The results of Tuesday’s election didn’t surprise Mike Wissman.

“This is the route that people want to go,” said Wissman, the mayor of
Arlington and a Shelby County Schools board member. “The work begins now.”
The referendum overwhelmingly passed in Bartlett with a 91 percent favorable vote. With precincts reporting in Lakeland and Arlington, the voters said yes with 88 percent and 94 percent, respectively. CLICK HERE for unofficial election results from the Shelby County Elections Commission.
Wissman’s comments came at the end of what’s been a long road for his community and five others throughout Shelby County. All six communities passed a referendum each placed on the ballot during this special election, which gives them the green light from voters to create their own municipal school districts.

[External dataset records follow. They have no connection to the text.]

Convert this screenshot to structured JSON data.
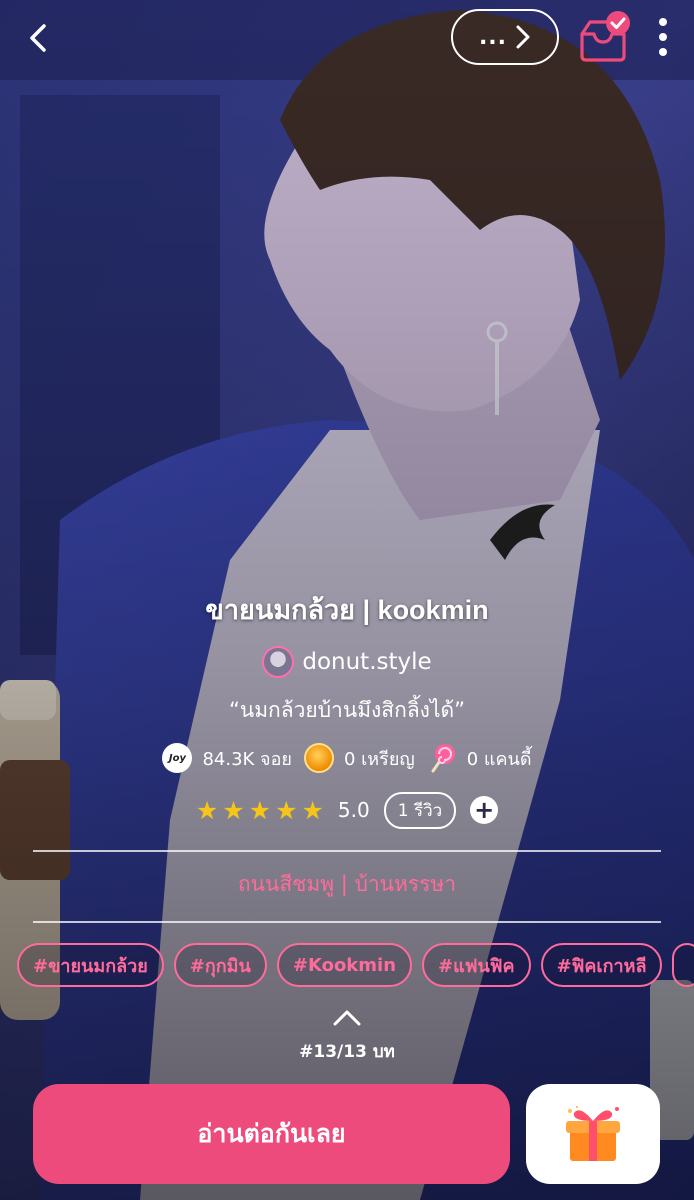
{
  "colors": {
    "accent": "#ee4b7d",
    "tag_pink": "#ff6b9b",
    "star": "#f5c518",
    "background": "#2a2f6e"
  },
  "header": {
    "more_chapters_label": "...",
    "icons": [
      "chevron-left-icon",
      "chevron-right-icon",
      "inbox-check-icon",
      "more-vertical-icon"
    ]
  },
  "story": {
    "title": "ขายนมกล้วย | kookmin",
    "author": "donut.style",
    "tagline": "“นมกล้วยบ้านมึงสิกลิ้งได้”",
    "stats": {
      "joy": "84.3K จอย",
      "coins": "0 เหรียญ",
      "candy": "0 แคนดี้"
    },
    "rating": {
      "stars": 5,
      "value": "5.0",
      "reviews_label": "1 รีวิว"
    },
    "category": {
      "primary": "ถนนสีชมพู",
      "separator": "|",
      "secondary": "บ้านหรรษา"
    },
    "tags": [
      "#ขายนมกล้วย",
      "#กุกมิน",
      "#Kookmin",
      "#แฟนฟิค",
      "#ฟิคเกาหลี"
    ],
    "chapter_count": "#13/13 บท"
  },
  "actions": {
    "read_label": "อ่านต่อกันเลย",
    "gift_icon": "gift-icon"
  }
}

In communities such as Arlington and Lakeland, that might mean having to pool resources to make it work.
“We have common students, common needs,” said Wissman about Arlington and Lakeland. “We’ll look at sharing services and/or a superintendent.”
Scott Carmichael, the mayor of Lakeland, said he’s looking forward to working with the other municipalities in the name of a greater voice for the suburbs.
“This is a chance to take over our destiny, and take control of our childrens’ futures,” he said.
Mick Wright, the chairman of the group Better Bartlett Schools and one of the lead advocates for the municipal system, said he agreed.
“I think we should co-op,” said Wright about Bartlett, which is turning over its efforts to the Bartlett Education Advisory Committee now that the election is over. “It just makes good sense.”
Exactly what will happen between now and August 2014 – the projected start date for all six municipal districts – remained unclear Tuesday night. Wright said his group would be bowing to the committee but would remain involved as needed to help smooth out the transition as much as possible. That could mean hosting debates between school board candidates between now and next election, for example, he said.
To some extent, communities will be doing over the next few months much of what they did during the fall months of 2012. A similar referendum passed last year, and school board members were elected. A federal judge then threw out the vote, which paved the way for the state to change the law in April. Communities in Shelby County scrambled, successfully, to get the issue on the ballot for the special election July 16. That gave them the time they needed to get school board members elected in November, and districts off the ground by 2014. All of this came on the heels of the 2010 announcement that former Memphis City Schools and Shelby County Schools were planning to merge. That merger was complete as of July 1.
Wright said to that end, Tuesday’s nod from voters is somewhat bittersweet.
“But now, the storm is over and there’s a brighter day ahead,” he said.